La via d’uscita non è forzare di più, è ordinare. E l’ordine non deve per forza essere lo stesso nelle due arcate: ognuna può seguire la propria sequenza secondo le sue necessità di torque e la sua situazione parodontale.
Perché l’espansione “in blocco” si blocca da sola
Se proviamo a proclinare il fronte ed espandere i settori posteriori contemporaneamente, i movimenti competono per lo stesso ancoraggio e si annullano a vicenda. L’allineatore distribuisce le sue forze in troppe direzioni, e il risultato è che non proclinamo né allineiamo gli incisivi, né otteniamo l’espansione posteriore. Il caso sembra bloccato, e non è un problema di forza, ma di pianificazione: abbiamo chiesto al sistema più cose di quante ne possa risolvere in un solo passo.
La soluzione è programmare il movimento in modo differenziale, decidere cosa si muove prima e cosa dopo, e farlo separatamente in ogni arcata.
Ogni arcata, la propria sequenza
Ecco il cambio di mentalità: superiore e inferiore non devono per forza avere lo stesso ordine.
Nell’arcata superiore può convenire allineare prima, inclinando gli incisivi. Sono denti grandi, in cui è più difficile ottenere il torque e mantenere l’ancoraggio, quindi li muoviamo prima e poi espandiamo i settori posteriori. In questo modo allineiamo mantenendo il torque, perché abbiamo espanso prima gli incisivi e poi il posteriore.
Nell’arcata inferiore, con un compromesso parodontale sugli incisivi, può convenire l’opposto: sviluppare prima l’arcata e poi allineare, proinclinando quegli incisivi in modo progressivo verso una situazione migliore di quella di partenza. Stessa logica, sequenze opposte, perché le necessità di ogni arcata sono diverse.
La coordinazione delle arcate non è il punto di partenza
Può dare le vertigini che superiore e inferiore vadano per strade diverse, ma non dobbiamo preoccuparci troppo della coordinazione delle arcate durante il processo. È un movimento che si accomoda da solo, soprattutto quando contiamo sui terzi molari come ancoraggio, che danno stabilità mentre il resto si sviluppa.
La coordinazione si risolve alla fine. Dopo il primo set, quando qualche dente (quegli incisivi inferiori, per esempio) non è ancora del tutto al suo posto, terminiamo di coordinare con un po’ di stripping prima di scansionare, per avere spazio e chiudere gli ultimi vuoti.

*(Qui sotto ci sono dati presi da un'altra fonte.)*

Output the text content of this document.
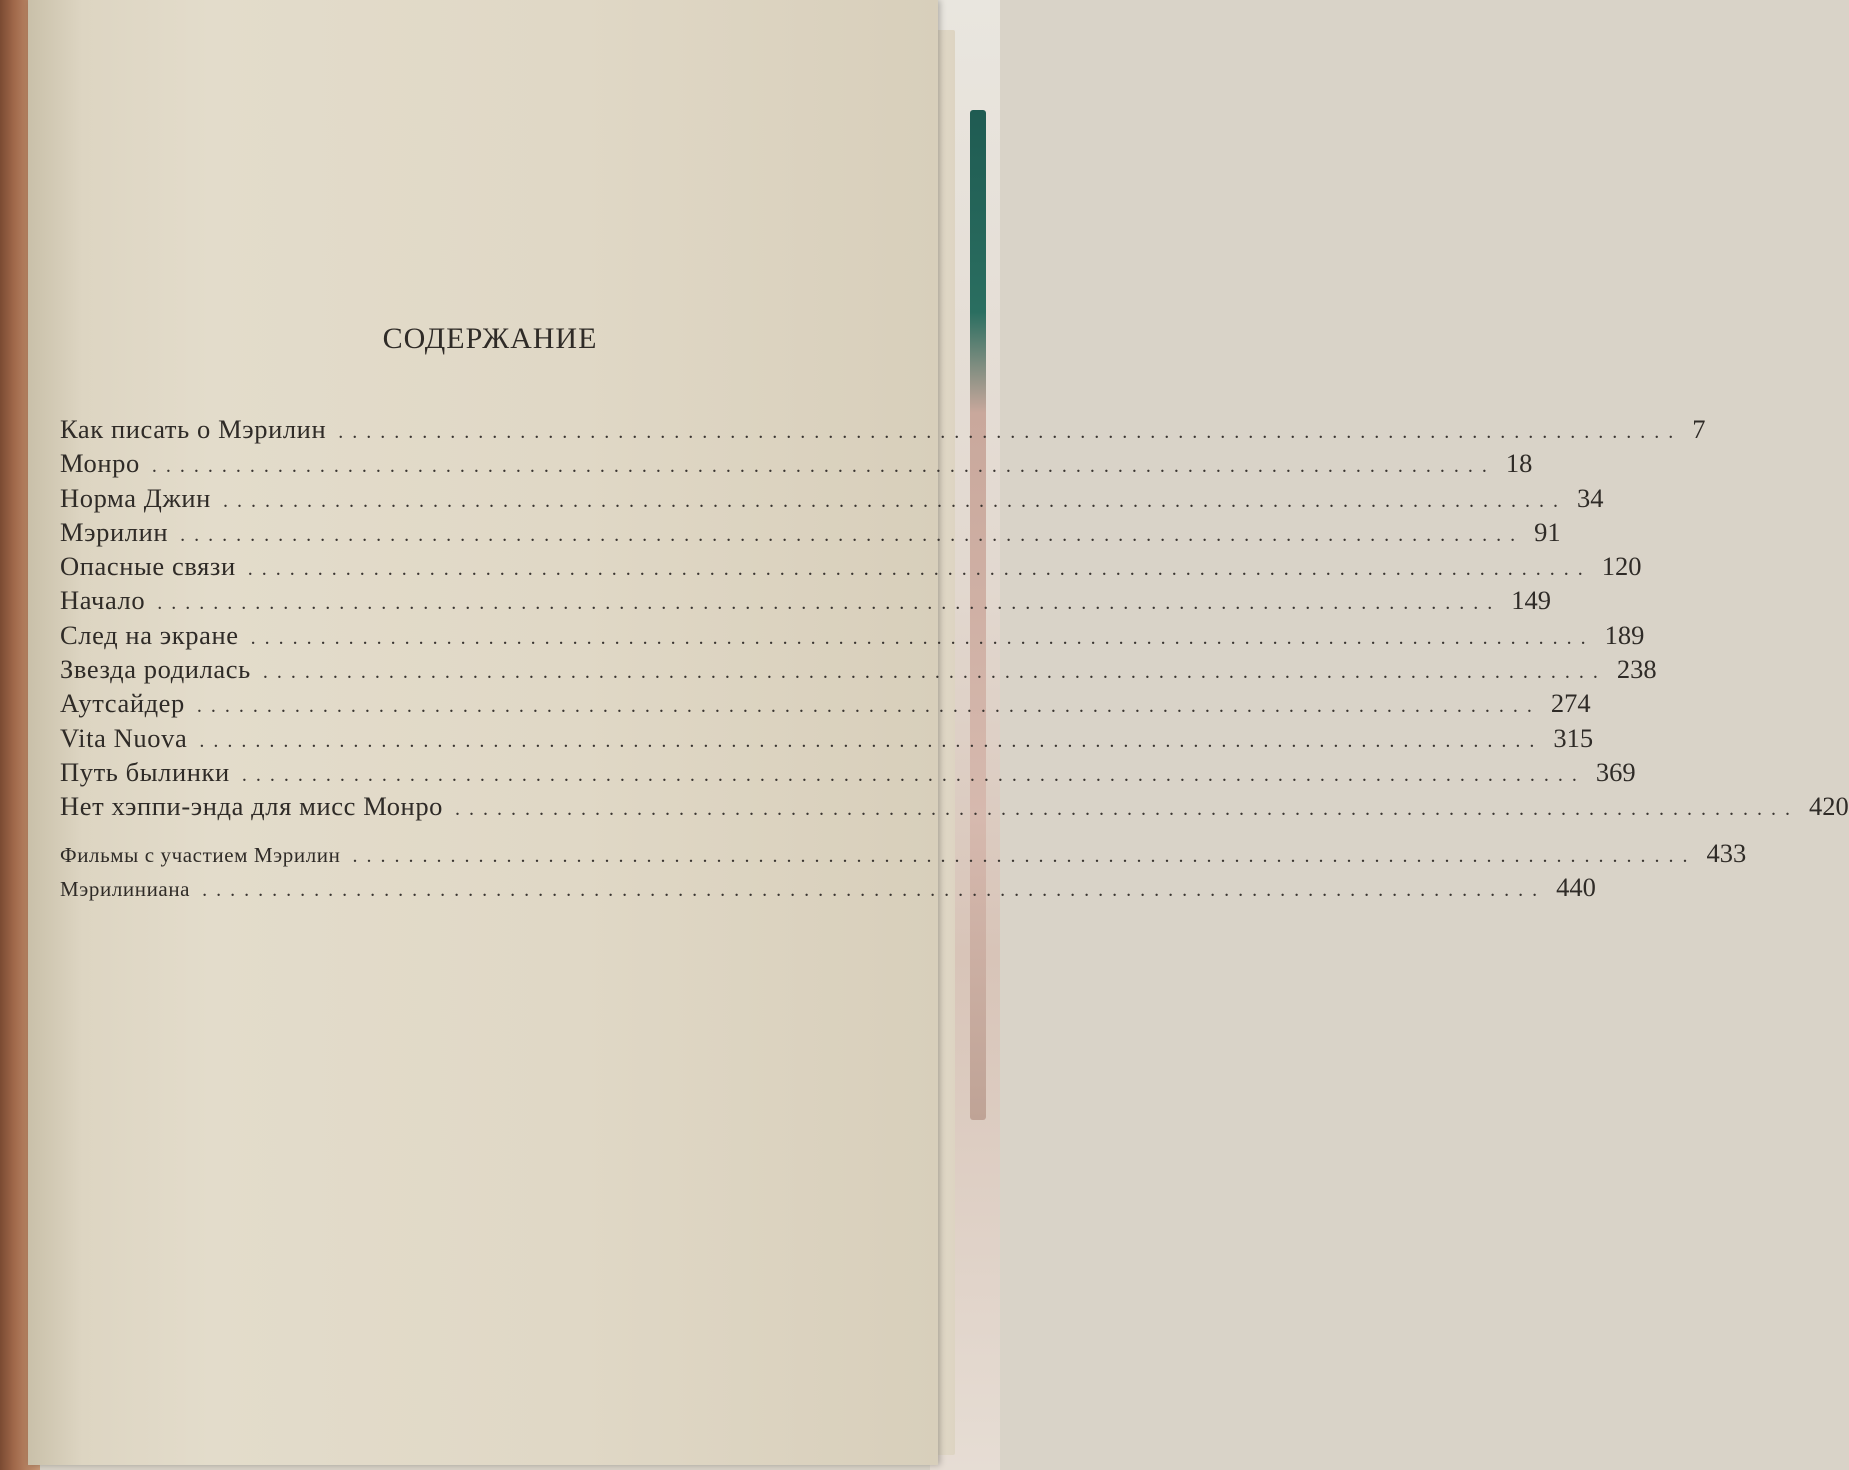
СОДЕРЖАНИЕ
Как писать о Мэрилин ................................................................................................ 7
Монро ................................................................................................ 18
Норма Джин ................................................................................................ 34
Мэрилин ................................................................................................ 91
Опасные связи ................................................................................................ 120
Начало ................................................................................................ 149
След на экране ................................................................................................ 189
Звезда родилась ................................................................................................ 238
Аутсайдер ................................................................................................ 274
Vita Nuova ................................................................................................ 315
Путь былинки ................................................................................................ 369
Нет хэппи-энда для мисс Монро ................................................................................................ 420
Фильмы с участием Мэрилин ................................................................................................ 433
Мэрилиниана ................................................................................................ 440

Sequenziare secondo il torque e il parodonto
Il principio di fondo è semplice da enunciare e potente nella pratica: non imporre una sequenza unica a tutto il caso. Lascia che le necessità di torque e lo stato parodontale di ogni arcata decidano l’ordine, e confida che la coordinazione arrivi da sola. È la differenza tra un caso che si blocca, cercando di fare tutto insieme, e uno che si sviluppa con controllo, ogni passo che prepara il successivo.